The device, developed by a team at the University of Washington, United States, contains isomalt candy mounted on a polystyrene stick with a microfluidic channel to accumulate saliva and bacteria. The device has been designed to collect Streptococcus pyogenes for the diagnosis of group A streptococcus pharyngitis—commonly known as strep throat. Compared to a pharyngeal swab coupled with bacterial culture, using CandyCollect plus qPCR analysis is less invasive and was the preferred sampling method among participants. Furthermore, CandyCollect was able to capture both S. mutans and S. aureus from the healthy volunteers—two bacteria that exist in the microbiome of healthy hosts in the absence of disease.
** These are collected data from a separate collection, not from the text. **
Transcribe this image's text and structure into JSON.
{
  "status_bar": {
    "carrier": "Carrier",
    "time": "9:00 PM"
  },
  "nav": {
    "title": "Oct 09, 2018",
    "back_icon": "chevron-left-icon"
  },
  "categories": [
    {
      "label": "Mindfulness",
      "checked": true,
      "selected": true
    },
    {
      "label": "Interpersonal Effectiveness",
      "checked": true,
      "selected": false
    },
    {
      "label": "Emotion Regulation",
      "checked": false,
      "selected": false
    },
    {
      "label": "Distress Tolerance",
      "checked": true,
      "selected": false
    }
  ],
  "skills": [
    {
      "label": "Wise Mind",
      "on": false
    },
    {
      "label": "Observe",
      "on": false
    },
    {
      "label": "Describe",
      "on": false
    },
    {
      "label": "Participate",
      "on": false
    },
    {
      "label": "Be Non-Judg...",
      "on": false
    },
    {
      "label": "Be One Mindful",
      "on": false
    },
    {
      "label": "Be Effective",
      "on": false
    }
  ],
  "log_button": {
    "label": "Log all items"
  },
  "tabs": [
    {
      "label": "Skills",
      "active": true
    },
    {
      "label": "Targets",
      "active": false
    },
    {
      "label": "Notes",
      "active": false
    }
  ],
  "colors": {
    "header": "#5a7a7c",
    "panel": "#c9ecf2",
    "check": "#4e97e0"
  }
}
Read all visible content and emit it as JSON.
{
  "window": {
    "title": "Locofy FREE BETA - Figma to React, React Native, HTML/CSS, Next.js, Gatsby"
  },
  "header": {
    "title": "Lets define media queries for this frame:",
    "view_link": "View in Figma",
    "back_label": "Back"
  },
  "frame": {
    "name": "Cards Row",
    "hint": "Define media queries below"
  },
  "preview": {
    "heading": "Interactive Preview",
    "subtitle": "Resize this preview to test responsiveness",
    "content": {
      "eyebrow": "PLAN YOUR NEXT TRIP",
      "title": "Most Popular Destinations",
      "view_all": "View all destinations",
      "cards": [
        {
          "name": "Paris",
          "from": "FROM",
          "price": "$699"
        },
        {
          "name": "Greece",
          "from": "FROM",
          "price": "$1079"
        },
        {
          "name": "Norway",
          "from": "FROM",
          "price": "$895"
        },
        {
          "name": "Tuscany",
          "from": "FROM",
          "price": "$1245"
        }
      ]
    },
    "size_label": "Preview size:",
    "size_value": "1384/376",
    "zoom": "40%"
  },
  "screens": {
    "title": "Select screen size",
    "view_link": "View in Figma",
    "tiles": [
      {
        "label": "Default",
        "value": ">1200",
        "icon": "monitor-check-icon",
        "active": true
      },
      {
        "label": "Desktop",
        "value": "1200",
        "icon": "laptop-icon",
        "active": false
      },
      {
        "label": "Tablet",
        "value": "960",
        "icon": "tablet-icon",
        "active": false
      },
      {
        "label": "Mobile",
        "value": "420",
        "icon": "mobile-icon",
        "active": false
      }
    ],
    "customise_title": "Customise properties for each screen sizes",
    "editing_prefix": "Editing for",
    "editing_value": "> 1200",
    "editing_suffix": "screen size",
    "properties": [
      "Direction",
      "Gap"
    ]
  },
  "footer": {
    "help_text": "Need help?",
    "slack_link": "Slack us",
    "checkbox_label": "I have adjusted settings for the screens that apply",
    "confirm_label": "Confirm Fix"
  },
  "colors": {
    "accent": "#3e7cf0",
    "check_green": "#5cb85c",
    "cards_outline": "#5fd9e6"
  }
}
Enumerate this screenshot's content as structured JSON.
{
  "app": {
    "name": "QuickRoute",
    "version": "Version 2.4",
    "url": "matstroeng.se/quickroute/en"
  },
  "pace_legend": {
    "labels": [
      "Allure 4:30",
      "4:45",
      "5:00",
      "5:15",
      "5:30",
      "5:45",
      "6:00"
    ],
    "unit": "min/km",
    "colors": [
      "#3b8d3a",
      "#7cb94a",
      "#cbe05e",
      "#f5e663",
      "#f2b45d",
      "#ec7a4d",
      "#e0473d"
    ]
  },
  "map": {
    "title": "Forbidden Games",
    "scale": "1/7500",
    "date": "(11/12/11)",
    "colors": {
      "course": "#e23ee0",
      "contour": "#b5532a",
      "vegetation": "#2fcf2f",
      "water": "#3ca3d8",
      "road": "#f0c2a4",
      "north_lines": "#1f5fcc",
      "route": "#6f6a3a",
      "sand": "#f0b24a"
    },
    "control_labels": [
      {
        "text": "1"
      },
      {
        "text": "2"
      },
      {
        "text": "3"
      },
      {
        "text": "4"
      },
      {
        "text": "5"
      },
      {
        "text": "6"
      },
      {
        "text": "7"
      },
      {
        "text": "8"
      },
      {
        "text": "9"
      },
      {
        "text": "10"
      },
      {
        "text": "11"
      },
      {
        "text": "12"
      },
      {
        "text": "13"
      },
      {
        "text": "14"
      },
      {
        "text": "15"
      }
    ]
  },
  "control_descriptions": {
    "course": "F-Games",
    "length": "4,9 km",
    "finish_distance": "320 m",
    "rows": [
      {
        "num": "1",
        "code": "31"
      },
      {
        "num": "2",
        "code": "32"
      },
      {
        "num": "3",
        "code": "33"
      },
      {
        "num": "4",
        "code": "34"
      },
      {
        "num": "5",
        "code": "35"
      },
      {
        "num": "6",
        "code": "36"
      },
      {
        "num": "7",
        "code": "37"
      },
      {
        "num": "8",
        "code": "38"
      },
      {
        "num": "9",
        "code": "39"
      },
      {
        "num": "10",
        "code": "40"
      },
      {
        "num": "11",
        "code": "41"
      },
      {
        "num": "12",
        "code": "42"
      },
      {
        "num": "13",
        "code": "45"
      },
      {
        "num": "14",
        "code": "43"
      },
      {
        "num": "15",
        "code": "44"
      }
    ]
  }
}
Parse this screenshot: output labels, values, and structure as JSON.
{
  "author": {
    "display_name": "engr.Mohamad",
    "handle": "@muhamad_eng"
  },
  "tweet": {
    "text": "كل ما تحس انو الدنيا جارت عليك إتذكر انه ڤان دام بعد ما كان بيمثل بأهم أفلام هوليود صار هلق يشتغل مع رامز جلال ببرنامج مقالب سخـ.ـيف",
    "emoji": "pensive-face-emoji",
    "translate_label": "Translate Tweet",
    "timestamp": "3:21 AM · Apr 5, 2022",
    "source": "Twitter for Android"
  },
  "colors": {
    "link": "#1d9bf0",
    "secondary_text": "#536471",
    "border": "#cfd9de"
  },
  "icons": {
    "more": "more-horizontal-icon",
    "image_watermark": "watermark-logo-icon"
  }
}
This study joins several others, also published in Analytical Chemistry, that have recently reported on new methods for biosensing. Interest is growing in non-invasive technology to monitor physiological parameters, as demonstrated in our recent coverage of how tongue depressors are getting a makeover. Additionally, mouthguards and face coverings are also being explored for non-invasive saliva biomarker monitoring. The mouthguards could pave the way for non-invasive glucose-monitoring for people with diabetes, and biosensing strips in face coverings could help to develop surveillance tools for airborne diseases.
One device of notable interest is the pacifier biosensor, which is the first chemical wearable sensor of its kind for newborn monitoring. Having a portable and noninvasive sensor for babies is especially crucial since these tiny patients cannot provide feedback about discomfort or health complaints. The researchers observed that the infant’s mouth movements on the pacifier resulted in efficient saliva pumping and promoted unidirectional flow from the mouth to an electrochemical chamber containing an enzymatic biosensor, allowing real-time health monitoring of various metabolites.
These new biosensors have the potential to be easily incorporated into diagnostic assays at the point of care, both during clinic visits and via telemedicine. Future work will look to extend the capabilities of these non-invasive devices to viruses, mycobacteria, and fungal pathogens.